I have to file my taxes. Since I started dabbling with crypto trading last year, I’ll have to figure out how to do everything around it. Things would be much easier if I didn’t do any crypto-crypto trades. Given the sheer amount of transactions I did, I’ll have to put together some kind of tool to process calculate gains/losses for me, otherwise I’d spend ages on it.
Hire an accountant?
May I suggest koinly.io ?
I’m not in any way affiliated with the service. Maybe is not exactly what you need but it’s a start.
Been three weeks since I got the new desktop and I still haven’t set everything back up. I installed stuff and copied files as I needed them. LTS works great for me, but switching to a new version ends up with all sorts of tiny annoying differences. Anyway, hope to set up remaining things and if time permits, I will try to compile a Rust program so that I can check out a tool I’m interested in.
Reading wise, I created a blog for book reviews this week. Not sure how long I can keep it up, but hope to review books I really like at least. Planning to read The Shadows of Dust next.
Wrapping up a minimal viable project for a presentation on Tuesday.
I’m doing a web front end.
Hopefully will make some progress on my Roguelike project, finally writing some code in C. And cleaning out the garage if the weather holds.
Trying to make egg tarts! I have a running project with a friend where every couple weeks we pick a foreign cuisine and learn to make a dessert from it. So far it’s been foi thong → brigadeiros → rugelach → egg tarts. It’s my turns to pick a cuisine Sunday and I haven’t thought about what yet. Maybe gulab jamun?
Going for drinks with a bunch of people thanks to the application I’m making, seeing my mother and maybe a friend. Also maybe coding on the application (Socializus)
Adding team support to an existing SaaS. https://hanami.run an email forwarding service.
The challenge is that my app is paid-only with free trial, no freemium so everyone has to have an active subscription in the original code, a bad assumption I must say. So when a user join a team, they have no subscription at all but inherit that from their team…So all the assumption I made about every user will have an active subscription to operate the site are wrong now and I have to fix this legacy :-).
PS: If you are curious what the tech stack looks like, I’m on youtube talking about it https://www.youtube.com/watch?v=O1p2crPpFIc
Running D&D, playing guitar and practicing Blender. Trying hard to stay off IRC for a few more weeks.

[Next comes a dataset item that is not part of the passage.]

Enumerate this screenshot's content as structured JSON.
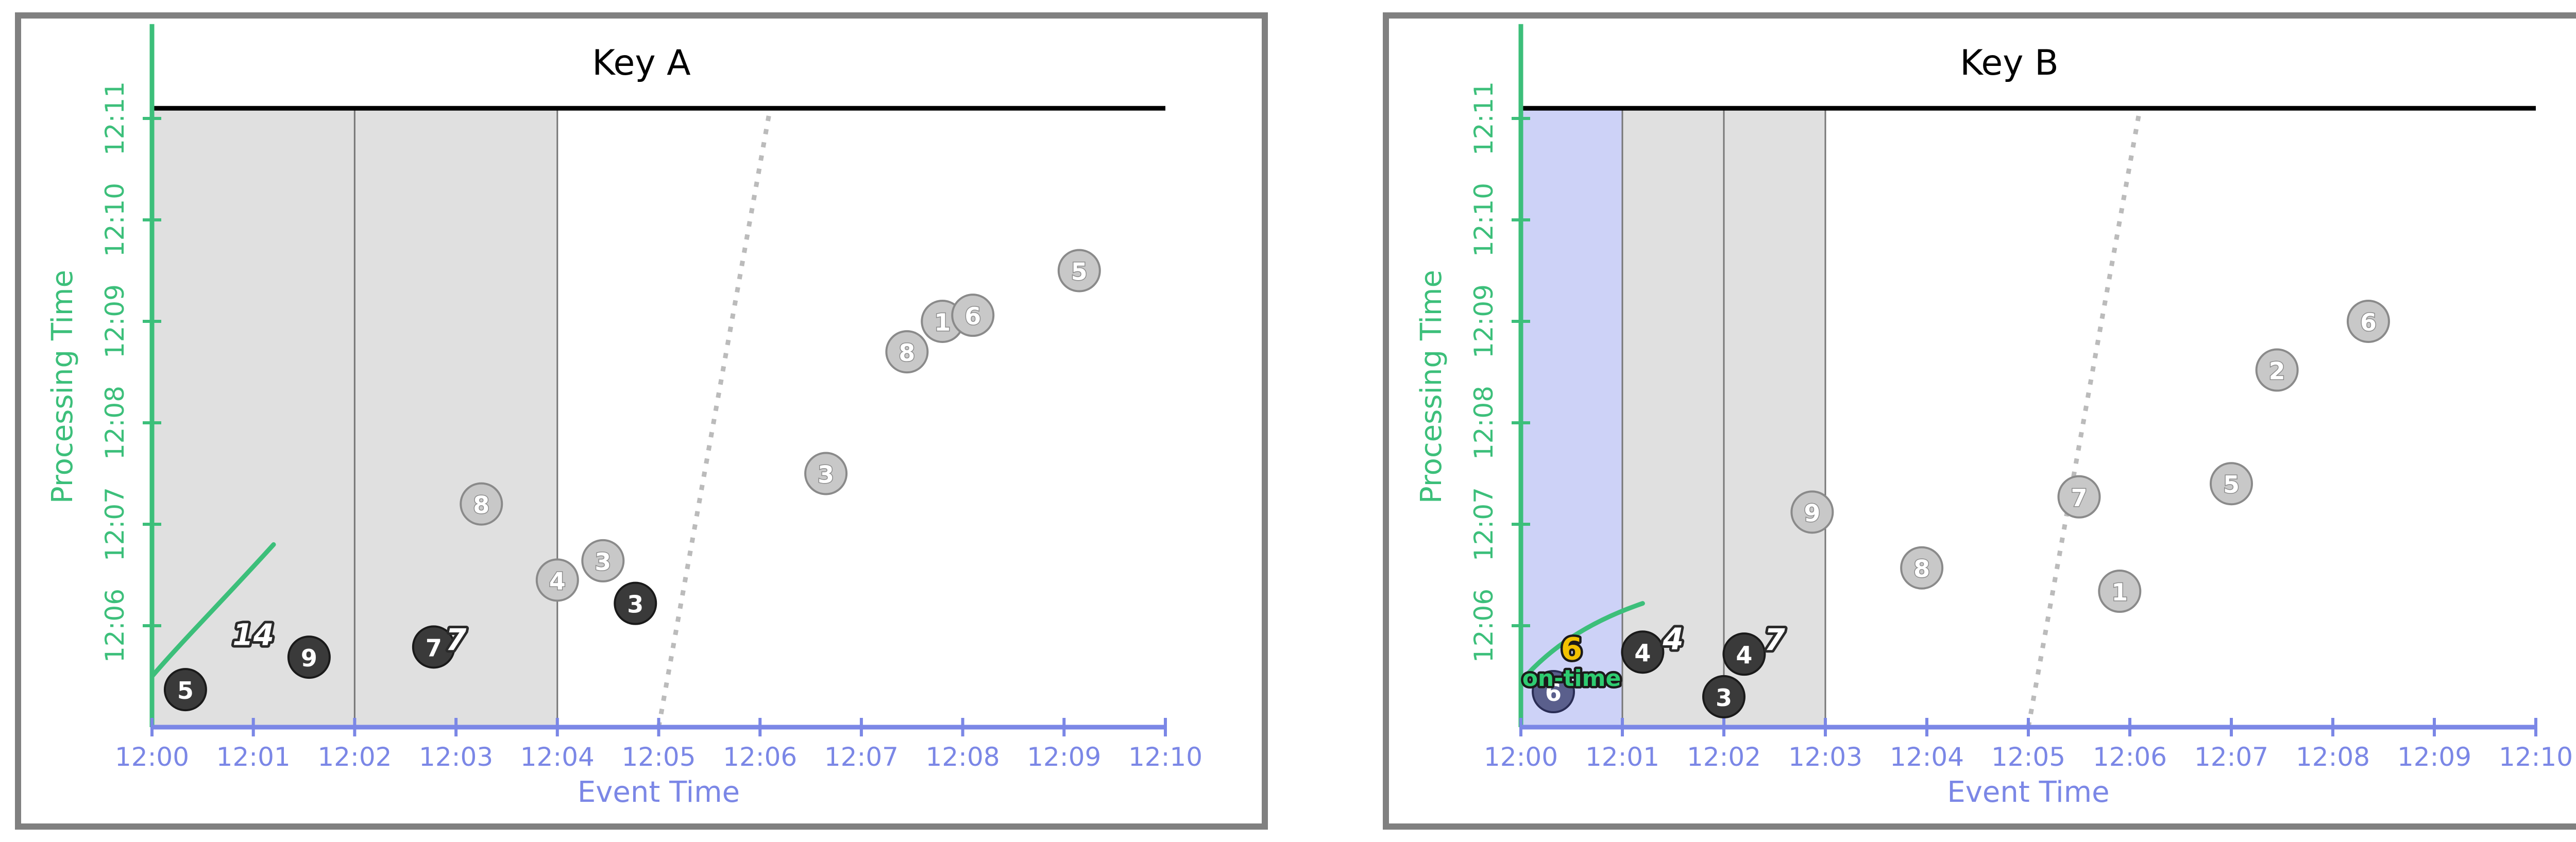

Huh, I think I’m gonna ask a friend if he wants to play Caylus over the phone tomorrow.
Checked my mailbox and I had received some fantasy books so outside of the D&D I’ll probably be mostly reading.

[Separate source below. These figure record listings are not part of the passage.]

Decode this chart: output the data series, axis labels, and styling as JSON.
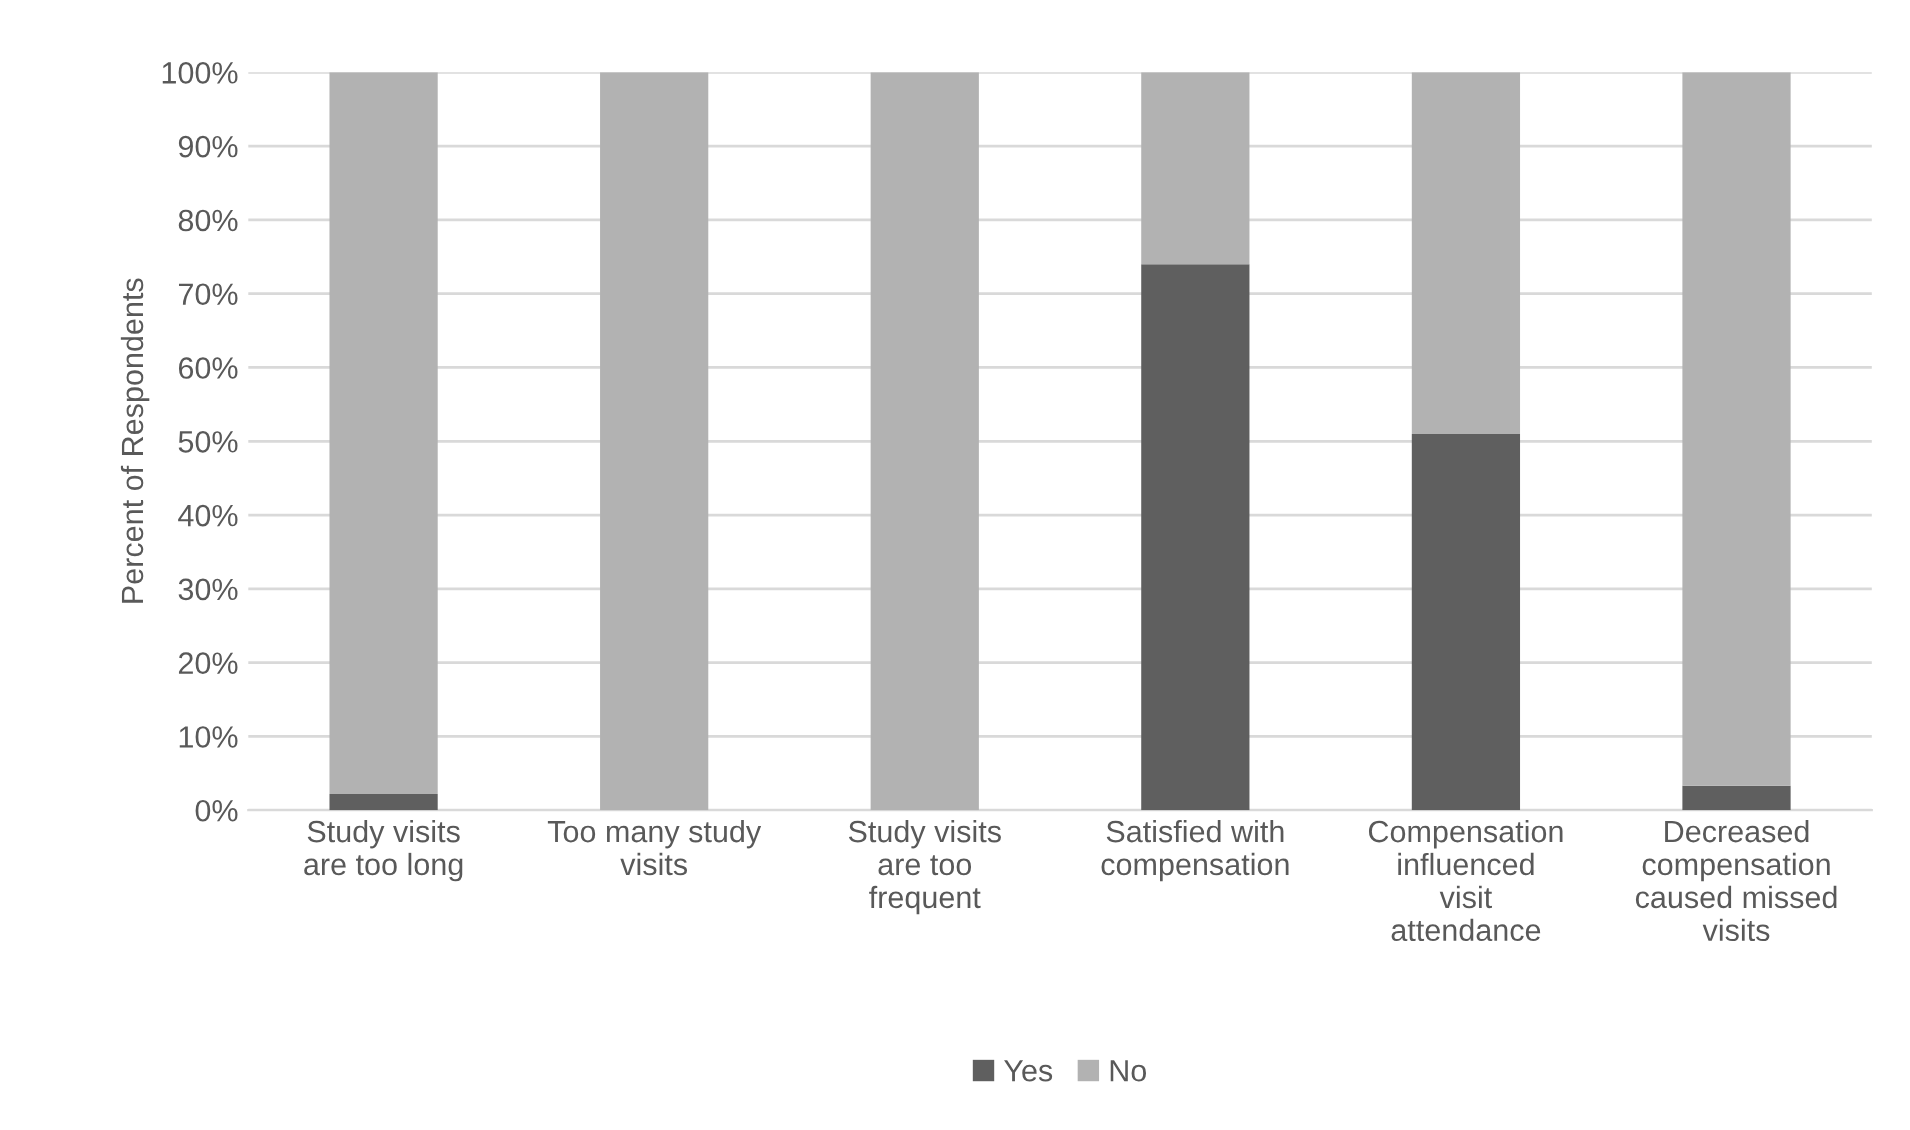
{
  "chart_data": {
    "type": "bar",
    "stacked": true,
    "ylabel": "Percent of Respondents",
    "categories": [
      "Study visits are too long",
      "Too many study visits",
      "Study visits are too frequent",
      "Satisfied with compensation",
      "Compensation influenced visit attendance",
      "Decreased compensation caused missed visits"
    ],
    "series": [
      {
        "name": "Yes",
        "color": "#5f5f5f",
        "values": [
          2.2,
          0,
          0,
          74,
          51,
          3.3
        ]
      },
      {
        "name": "No",
        "color": "#b2b2b2",
        "values": [
          97.8,
          100,
          100,
          26,
          49,
          96.7
        ]
      }
    ],
    "ylim": [
      0,
      100
    ],
    "yticks": [
      {
        "value": 0,
        "label": "0%"
      },
      {
        "value": 10,
        "label": "10%"
      },
      {
        "value": 20,
        "label": "20%"
      },
      {
        "value": 30,
        "label": "30%"
      },
      {
        "value": 40,
        "label": "40%"
      },
      {
        "value": 50,
        "label": "50%"
      },
      {
        "value": 60,
        "label": "60%"
      },
      {
        "value": 70,
        "label": "70%"
      },
      {
        "value": 80,
        "label": "80%"
      },
      {
        "value": 90,
        "label": "90%"
      },
      {
        "value": 100,
        "label": "100%"
      }
    ],
    "grid": "y",
    "legend": "bottom"
  }
}
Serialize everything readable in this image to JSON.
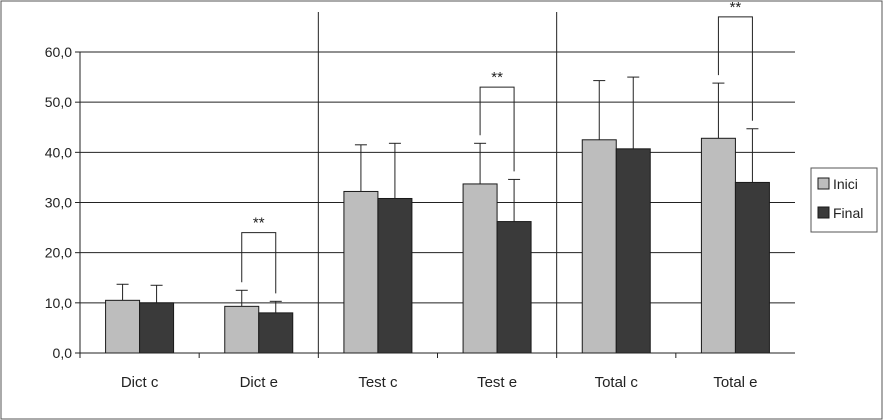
{
  "chart_data": {
    "type": "bar",
    "categories": [
      "Dict c",
      "Dict e",
      "Test c",
      "Test e",
      "Total c",
      "Total e"
    ],
    "series": [
      {
        "name": "Inici",
        "color": "#bdbdbd",
        "values": [
          10.5,
          9.3,
          32.2,
          33.7,
          42.5,
          42.8
        ],
        "error": [
          3.2,
          3.2,
          9.3,
          8.1,
          11.8,
          11.0
        ]
      },
      {
        "name": "Final",
        "color": "#3a3a3a",
        "values": [
          10.0,
          8.0,
          30.8,
          26.2,
          40.7,
          34.0
        ],
        "error": [
          3.5,
          2.3,
          11.0,
          8.4,
          14.3,
          10.7
        ]
      }
    ],
    "y_ticks": [
      "0,0",
      "10,0",
      "20,0",
      "30,0",
      "40,0",
      "50,0",
      "60,0"
    ],
    "ylim": [
      0,
      60
    ],
    "grid": true,
    "group_dividers_after": [
      1,
      3
    ],
    "significance": [
      {
        "category": "Dict e",
        "label": "**",
        "y": 24
      },
      {
        "category": "Test e",
        "label": "**",
        "y": 53
      },
      {
        "category": "Total e",
        "label": "**",
        "y": 67
      }
    ],
    "legend_position": "right"
  }
}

Disconnecting from the digital world mainly. Long walks, chores and some reading. Last week has been a bit too much.
Agreed!
Trying out Frappe Framework and buying a new bicycle. Gained a lot of weight over the year, so cycling. Also some light reading to finish a book
Starting an entire week off. Need to drop a new computer off at the sailing club (and check my boat is still there - haven’t inspected her for a year!)

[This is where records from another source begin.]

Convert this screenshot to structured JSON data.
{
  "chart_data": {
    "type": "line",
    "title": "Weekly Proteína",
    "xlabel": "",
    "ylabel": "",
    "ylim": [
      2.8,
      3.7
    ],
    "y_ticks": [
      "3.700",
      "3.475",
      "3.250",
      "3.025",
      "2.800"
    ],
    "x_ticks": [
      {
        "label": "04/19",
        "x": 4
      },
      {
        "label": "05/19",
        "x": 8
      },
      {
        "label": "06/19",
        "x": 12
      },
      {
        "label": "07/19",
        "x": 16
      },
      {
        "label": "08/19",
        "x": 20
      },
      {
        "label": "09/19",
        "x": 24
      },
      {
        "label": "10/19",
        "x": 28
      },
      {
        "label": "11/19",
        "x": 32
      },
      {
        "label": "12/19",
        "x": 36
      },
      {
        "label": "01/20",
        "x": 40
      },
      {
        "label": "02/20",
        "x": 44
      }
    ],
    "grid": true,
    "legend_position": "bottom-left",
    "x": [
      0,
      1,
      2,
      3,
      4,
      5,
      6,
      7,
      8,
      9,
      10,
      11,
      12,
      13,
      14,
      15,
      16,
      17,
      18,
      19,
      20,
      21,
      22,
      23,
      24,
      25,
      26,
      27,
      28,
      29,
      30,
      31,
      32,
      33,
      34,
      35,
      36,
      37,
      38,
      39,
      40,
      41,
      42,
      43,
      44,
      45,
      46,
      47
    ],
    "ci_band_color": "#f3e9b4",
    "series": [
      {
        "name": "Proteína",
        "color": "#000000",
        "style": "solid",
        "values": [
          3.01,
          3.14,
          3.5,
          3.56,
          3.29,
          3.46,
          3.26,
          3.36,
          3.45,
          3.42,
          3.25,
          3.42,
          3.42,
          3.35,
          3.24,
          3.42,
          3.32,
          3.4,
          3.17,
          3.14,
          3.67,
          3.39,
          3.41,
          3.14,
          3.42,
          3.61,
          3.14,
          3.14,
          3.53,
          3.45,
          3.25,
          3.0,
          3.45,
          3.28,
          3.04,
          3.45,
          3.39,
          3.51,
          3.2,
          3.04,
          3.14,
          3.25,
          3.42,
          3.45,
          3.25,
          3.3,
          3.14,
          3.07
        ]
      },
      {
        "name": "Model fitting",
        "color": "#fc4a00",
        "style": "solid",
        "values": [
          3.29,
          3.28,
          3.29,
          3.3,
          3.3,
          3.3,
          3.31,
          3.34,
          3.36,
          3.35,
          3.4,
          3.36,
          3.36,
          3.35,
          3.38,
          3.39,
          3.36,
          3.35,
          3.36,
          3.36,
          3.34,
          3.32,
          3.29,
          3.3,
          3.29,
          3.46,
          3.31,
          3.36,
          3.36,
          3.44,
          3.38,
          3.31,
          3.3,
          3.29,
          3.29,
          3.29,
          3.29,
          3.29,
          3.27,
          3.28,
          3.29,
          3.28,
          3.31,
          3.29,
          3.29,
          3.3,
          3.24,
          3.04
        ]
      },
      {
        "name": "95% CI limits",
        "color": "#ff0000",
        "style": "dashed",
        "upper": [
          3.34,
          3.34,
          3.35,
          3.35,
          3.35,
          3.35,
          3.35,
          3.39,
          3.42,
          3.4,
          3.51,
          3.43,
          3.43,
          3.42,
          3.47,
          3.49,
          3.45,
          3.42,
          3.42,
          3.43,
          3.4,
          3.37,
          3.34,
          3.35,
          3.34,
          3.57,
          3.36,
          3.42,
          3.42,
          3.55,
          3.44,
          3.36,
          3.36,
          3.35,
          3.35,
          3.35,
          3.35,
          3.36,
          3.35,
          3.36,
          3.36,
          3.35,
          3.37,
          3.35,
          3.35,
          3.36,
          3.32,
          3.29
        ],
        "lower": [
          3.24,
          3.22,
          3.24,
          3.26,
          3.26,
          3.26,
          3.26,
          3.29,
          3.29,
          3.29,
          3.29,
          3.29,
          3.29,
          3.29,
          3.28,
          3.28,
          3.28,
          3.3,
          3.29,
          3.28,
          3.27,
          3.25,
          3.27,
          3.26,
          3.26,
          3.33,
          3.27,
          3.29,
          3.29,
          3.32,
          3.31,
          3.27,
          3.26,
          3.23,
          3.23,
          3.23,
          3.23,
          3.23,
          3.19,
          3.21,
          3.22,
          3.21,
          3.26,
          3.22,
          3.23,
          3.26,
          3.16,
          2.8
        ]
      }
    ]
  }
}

Likely pick up the Switch again. Got stuck at a place in Breath of the Wild where I don’t have enough meals to make it through a boss fight, but need to solve puzzles to get back to the boss fight if I drop out, and it angered me enough I haven’t played it for a fortnight.
Want to overhaul the HomeLab (I say this often), got 3 aims for it and have a plan to get there sensibly. Might end up adding another Microserver to the lab, might not.
My copy of Adaptation in Natural and Artificial Systems arrived, and while it is an old book, I have always wanted to read this one, only now I managed to get hold of it. So I am aiming for the first chapter and I will call it a success.